In the early years the police constantly raided Stewart and La MaMa because, as she said, “The police saw a Negress in a basement and lots of white men traipsing down the stairs and they thought — Ahhhhh, brothel. Well, baby, it was only theater.”

And yes, theater it was, but never only theater. The theatrical style that was developed and championed by Ellen Stewart and La MaMa literally changed the face of every piece of live performance, video and film that modern viewers take for granted. La MaMa pioneered shows that crossed over and married swirling stages, bespoke films, live music, electronic accoutrements, words and not just in English; all wrapped around a directorial style where the audience was immersed in, surrounded by or an actual part of the show. The world stage is now chockablock full of these techniques; you see them in commercials, in Broadway shows, in circus and in school plays. But when La MaMa began in 1961 all of this was uncharted territory.

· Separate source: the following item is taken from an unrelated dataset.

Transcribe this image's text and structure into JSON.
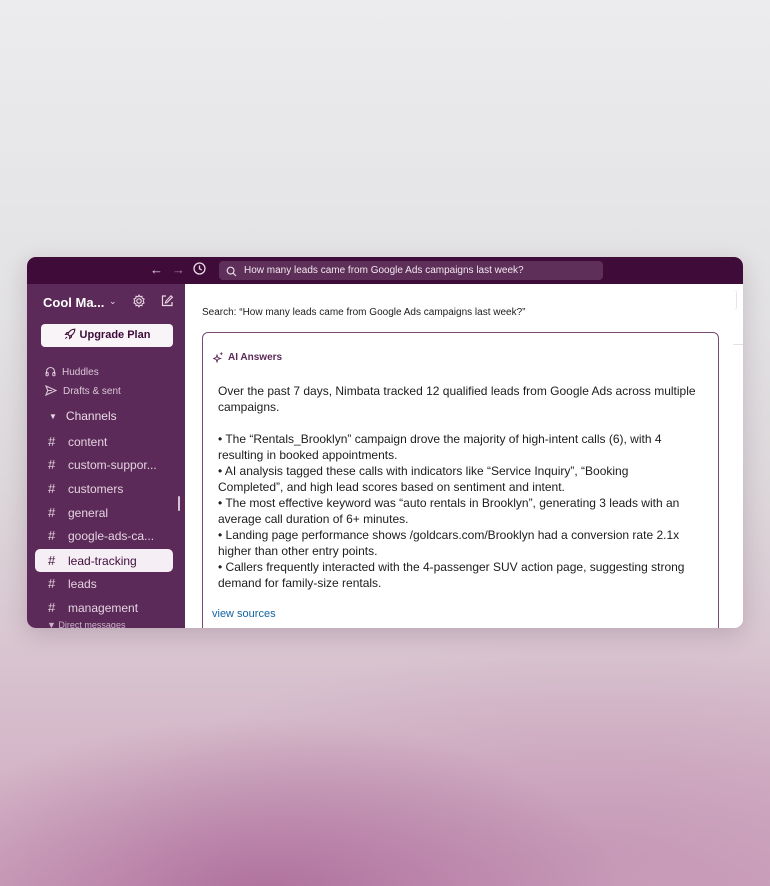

Ellen Stewart prided herself on never reading scripts and picking plays, opera or art shows by a series of reactions she called her “beeps.”

“Baby, if it beeps to me, Mama will know, and if it doesn’t, I don’t care what the words say and who your real mama is, it is not for La MaMa!” I would see her on the phone to Bogotá or Brooklyn or Belgium with artists and she giving notes via her beeps: “Look at Pages 5, 23 and 91, that is where the trouble lies.” And time after time, artists told me that information was salient to redoing the work.

If it all sounds magical, voodoo crazy, woo-woo incomprehensible, then so does the fairy tale Stewart spun in the East Village and around the world. La MaMa will celebrate its 50th anniversary this October and it boasts two buildings on East Fourth Street alone. In fact the La MaMa Theatre really was the linchpin on which the East 4th Street Cultural District was anchored. In these two buildings are three theaters, an office, Stewart’s private residence and an amazing archives, containing every script, mask, piece of Mylar, check stub, video and photograph ever to emanate from the halls of La MaMa. On East First Street is La MaMa’s La Galleria, which holds down the funky distaff side of an East Village now resembling nothing of its gritty roots.

The roll call of legends who began, returned or graced La MaMa include (but beware this list could never be exhaustive, or it would encompass pages): Harvey Keitel, Liz Swados, Andrei Serban, Diane Lane, Harvey Fierstein, Al Pacino, Bette Midler, Bob Wilson, Philip Glass, Sam Shepard, Adrienne Rich, Tom O’Horgan, Peter Brook, Robert De Niro and even Joe Papp himself before he founded the Public Theater. As a wonderful, and deserved tribute, the Public sent out a press release saying that their season would be dedicated to Ellen Stewart.

And the list of awards bestowed upon her is equally august. Stewart won a Tony in 2006 for theatrical excellence, countless OBIE awards, the Human Rights Award from the government of the Philippines, the Sacred Treasure Award from the emperor of Japan and the Les Kurbas Award from Ukraine, and she was an officer in the French Ordre des Arts et des Lettres.

Ellen Stewart was a MacArthur Genius (MacArthur Fellowship) grantee in 1985 and she took her subvention and purchased a former monastery in Umbria, Italy, in the shadows of the renowned Spoleto Festival. Here, Stewart and La MaMa created a summer institute for international artists of stature and acolytes. When Stewart first proposed this idea to the then business manager, James Moore, he exclaimed, “Oh, my God, what will she do with that pile of rocks?” As with everything she touched, Stewart’s alchemy spun it into artistic gold.

Even with all these honors, Ellen Stewart could still be seen sweeping the sidewalk in front of the theaters. When I interviewed with her to be the executive director back in the 1980’s she asked me, “Well, Miss Wicki [we were all Miss or Mr. and our first name], you have gotten a fancy education since first working here at Mama’s when you were 19. Are you too big to clean a toilet or sweep with me?” I wasn’t then and it was always an honor to do whatever it took to light up the stages and watch Mama’s silver locks shake as she rang her bell and sang out in that complicated lilt, “Welcome to La MaMa, dedicated to the playwright and ALLLLLLLLL aspects of the theater.”